Appell an den Kanton
2022 waren gut 43’000 Personen tagsüber stark belästigt oder nachts stark im Schlaf gestört. Der Richtwert liegt bei 47’000 Personen. «Es ist ohne weiteres vorauszusehen, dass bereits 2023 eine deutliche Überschreitung des Richtwertes festgestellt werden wird», hält der Schutzverband der Bevölkerung um den Flughafen Zürich in einer Mitteilung fest. «Ohne dass gegen diese Entwicklung irgendwelche Massnahmen ergriffen würden.» Insbesondere die Zahl der im Schlaf gestörten Menschen nehme schnell und stark zu.

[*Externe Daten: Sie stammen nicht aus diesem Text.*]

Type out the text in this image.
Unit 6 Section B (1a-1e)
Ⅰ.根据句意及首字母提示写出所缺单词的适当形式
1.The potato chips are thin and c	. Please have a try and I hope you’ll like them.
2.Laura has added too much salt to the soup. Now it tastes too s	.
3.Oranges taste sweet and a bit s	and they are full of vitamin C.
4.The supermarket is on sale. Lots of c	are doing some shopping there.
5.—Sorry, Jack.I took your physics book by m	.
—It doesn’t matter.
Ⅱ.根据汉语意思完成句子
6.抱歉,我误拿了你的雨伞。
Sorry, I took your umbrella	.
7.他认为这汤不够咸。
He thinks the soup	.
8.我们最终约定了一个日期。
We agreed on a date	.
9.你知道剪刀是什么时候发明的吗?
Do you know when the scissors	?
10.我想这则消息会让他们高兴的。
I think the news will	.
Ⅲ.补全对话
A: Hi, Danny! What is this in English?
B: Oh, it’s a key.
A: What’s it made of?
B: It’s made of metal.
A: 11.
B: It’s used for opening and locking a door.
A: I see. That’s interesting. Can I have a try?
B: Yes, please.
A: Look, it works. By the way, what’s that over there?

Es sei die Pflicht des Kantons, darauf hinzuwirken, dass der Richtwert nicht überschritten werde, heisst es weiter. Die Behörden hätten gemäss Flughafengesetz rechtzeitig, also allerspätestens jetzt, geeignete Massnahmen zu ergreifen und Einfluss auf die Betreiberin und den Bund zu nehmen. Der Kanton solle dafür sorgen, dass nachts keine Flugpläne mehr akzeptiert werden, die vorhersehbar nicht eingehalten werden können, dass nachts weniger Slots angeboten werden und dass die Lärmgebühren lenkungswirksamer gestaltet werden.
SP und Grüne fordern Reduktion
Die SP Kanton Zürich hat sich ebenfalls zum Flughafenbericht geäussert. Der Fluglärmindex liege nur noch knapp unter dem Richtwert. Zu erwarten sei, dass dieser im Jahr 2023 wieder überschritten werde. Die Partei fordert einen Absenkpfad, um die klimaschädlichen Auswirkungen und die Lärmbelastung des Flughafens zu bremsen.
«Der Flughafen und die Volkswirtschaftsdirektion zeigen wenig Ambitionen, den Flugbetrieb bevölkerungs- und klimaverträglicher zu gestalten», schreiben die Grünen Kanton Zürich in einer Mitteilung. Offensichtlich sei ihnen die Nachtruhe der Bevölkerung nicht mehr als ein Lippenbekenntnis wert. Der wirksamste Klima- und Lärmschutz bleibe nach wie vor die Reduktion der Flugbewegungen.
Der Verein Fair in Air, der sich unter anderem für eine striktere Einhaltung der Nachtruhe starkmacht, befürchtet ebenfalls, dass der Richtwert ohne Gegenmassnahmen in den kommenden Jahren nicht eingehalten werde. Der Verein bedauert, «dass im Bericht keine Angaben gemacht werden, wie der Lärmschutz für die belastete Bevölkerung in Zukunft eingehalten werden soll».